Having an instance of a good characterization relative to an oracle, and having a polytime algorithm relative to the oracle which proves the good characterization, was a main motivation for the subject. As far as I know, it is the first time that the idea of what is now called NP explicitly appears in mathematics. NP is a very positive thing and for these many years it has been a bit sad that the justified success of the theory of NP-completeness has so often been interpreted as giving a bad rap to NP.

Let me discuss the linear programming which led to Theeorem 1. Given the enormous success that the marriage problem and network flows had with linear programming, I wanted to understand the goodness of optimum spanning trees in the context of linear programming. I wanted to find some combinatorial example of linear programming duality which was not an optimum network flow problem. It seemed to be more or less presumed that the goodness of network flow came from the fact that an optimum flow problem could be written explicitly as a linear program.
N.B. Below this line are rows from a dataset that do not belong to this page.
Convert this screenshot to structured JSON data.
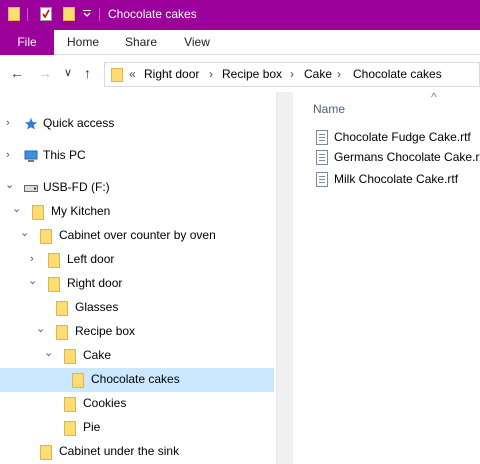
{
  "window": {
    "title": "Chocolate cakes",
    "accent_color": "#9b009b"
  },
  "ribbon": {
    "tabs": [
      "File",
      "Home",
      "Share",
      "View"
    ]
  },
  "nav_buttons": {
    "back": "←",
    "forward": "→",
    "recent": "∨",
    "up": "↑"
  },
  "address": {
    "overflow": "«",
    "crumbs": [
      "Right door",
      "Recipe box",
      "Cake",
      "Chocolate cakes"
    ]
  },
  "tree": [
    {
      "label": "Quick access",
      "icon": "star-icon",
      "chevron": "›",
      "level": 0
    },
    {
      "label": "This PC",
      "icon": "computer-icon",
      "chevron": "›",
      "level": 0
    },
    {
      "label": "USB-FD (F:)",
      "icon": "drive-icon",
      "chevron": "⌄",
      "level": 0
    },
    {
      "label": "My Kitchen",
      "icon": "folder-icon",
      "chevron": "⌄",
      "level": 1
    },
    {
      "label": "Cabinet over counter by oven",
      "icon": "folder-icon",
      "chevron": "⌄",
      "level": 2
    },
    {
      "label": "Left door",
      "icon": "folder-icon",
      "chevron": "›",
      "level": 3
    },
    {
      "label": "Right door",
      "icon": "folder-icon",
      "chevron": "⌄",
      "level": 3
    },
    {
      "label": "Glasses",
      "icon": "folder-icon",
      "chevron": "",
      "level": 4
    },
    {
      "label": "Recipe box",
      "icon": "folder-icon",
      "chevron": "⌄",
      "level": 4
    },
    {
      "label": "Cake",
      "icon": "folder-icon",
      "chevron": "⌄",
      "level": 5
    },
    {
      "label": "Chocolate cakes",
      "icon": "folder-icon",
      "chevron": "",
      "level": 6,
      "selected": true
    },
    {
      "label": "Cookies",
      "icon": "folder-icon",
      "chevron": "",
      "level": 5
    },
    {
      "label": "Pie",
      "icon": "folder-icon",
      "chevron": "",
      "level": 5
    },
    {
      "label": "Cabinet under the sink",
      "icon": "folder-icon",
      "chevron": "",
      "level": 3
    }
  ],
  "content": {
    "column_name": "Name",
    "sort_indicator": "^",
    "files": [
      "Chocolate Fudge Cake.rtf",
      "Germans Chocolate Cake.rtf",
      "Milk Chocolate Cake.rtf"
    ]
  }
}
If you know a polytope as the hull of a set of points with a good, i.e., easily recognizable, description, and you also know that polytope as the solution-set of a set of inequalities with a good description, then using lp duality you have a good characterization. And I hoped, and still hope, that if you have good characterization then there exists a good algorithm which proves it. I hoped in looking at spanning trees, and I still hope, that it works in many other contexts.

The main thing I learned about matroids from my forefathers, other than Lehman, is that the edge-sets of forests in a graph are the independent sets of a matroid, called the (forest) matroid of the graph. What is it about a matroid which could be relevant to a set of linear inequalities determining the polytope which is the hull of the 0-1 vectors of independent sets of the matroid? The rank function of course. Well what is it about the rank function of a matroid which makes that polytope extraordinarily nice for optimizing over? That it is a polymatroid function of course.